Bands and singers that have played in the Grandstand include Chicago in 1970, Golden Earring (from the Netherlands) in '74, Billy Ray Cyrus in 1995, Little Richard
(from Macon) in '98, Jars of Clay in 2000, Beach Boys in 2001, Columbia's own Hootie & the Blowfish in 2001, Jesse McCartney in '05, Josh Turner (from Florence County) in '07, Daughtry (from Greensboro) in 2007, Jonas Brothers in 2007, Anthony Hamilton (from Charlotte) in 2008, Zac Brown Band (from Atlanta) with Sugarland in 2008, American Idol winner David Cook in '09, USC alumni Darius Rucker in 2010, Eric Church (from NC) in '10 with Miranda Lambert, Avett Brothers (from Charlotte) in 2010, Styx in 2011, Skillet in 2011, O.A.R. in 2012, Doobie Brothers in 2012, Boyz II Men in 2012, Hunter Hayes in '13, The Band Perry in '13, Needtobreathe (from Oconee County) in '13, British-American band Foreigner in '13, Corey Smith (from Georgia) in 2013, Lee Brice (from Sumter) in 2014, Marshall Tucker Band (from Spartanburg) in 2014, Charleston's Shovels & Rope in '14, MC Hammer in 2014, Gladys Knight (from Atlanta) in '15, Shawn Mendes (from Canada) in 2015, Aloe Blacc in '16, Lynyrd Skynyrd (from Jacksonville) in 2016, Alabama in '16, Chris Young (from the Nashville area) in 2017, Sabrina Carpenter in '17, Bret Michaels of Poison in 2018, The Temptations, Trace Adkins, Scotty McCreery (from Raleigh). Charleston's Jump, Little Children played there for the relocated 2019 Rosewood Crawfish Festival. The South Carolina State Fair ended its Grand Stand entertainment after 2018. Starting in 2019, in the place of the Grand Stand is a Circus Tent that offers three free circus shows each day of the fair. The South Carolina State Fair now features free nightly concerts at its Pepsi Place Stage showcasing local and regional artists.
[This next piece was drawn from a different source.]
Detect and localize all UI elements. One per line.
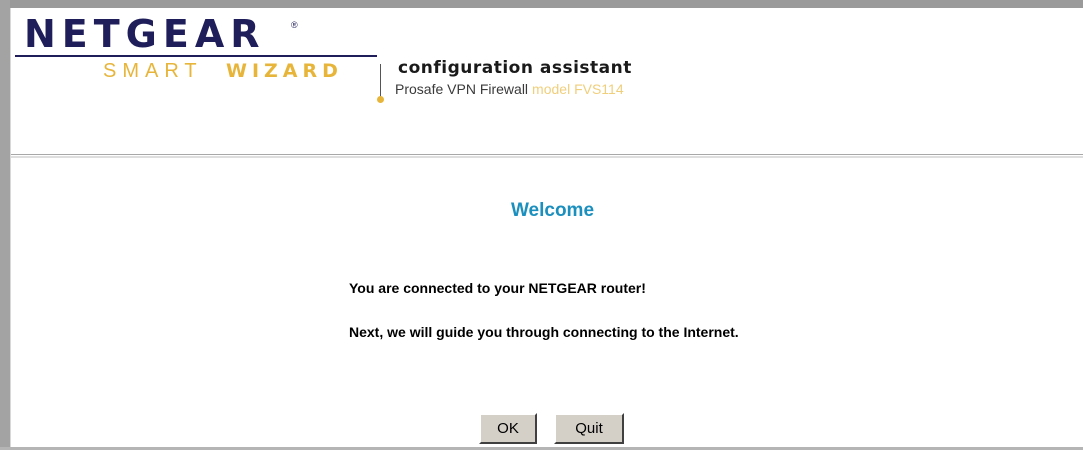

Located on the South Carolina State Fairgrounds, at the north entrance, is the "Rocket". This "Rocket" is a Jupiter intermediate range ballistic missile, designed by Dr. Wernher von Braun and built by Chrysler. Its name is Columbia, and it was given to the city in the early 1960s by the U.S. Air Force. In 1969, the "Rocket" was erected at the South Carolina State Fairgrounds at a cost of $10,000. Through the years, the landmark has become a popular meeting place for guests, which has resulted in the popular phrase, "Meet me at the Rocket!"

Due to the COVID-19 pandemic the South Carolina State Fair scheduled for October 14–25, 2020 was replaced by a free drive-though only event held on October, 20–21. In 2021, the fair returned to the more traditional experience.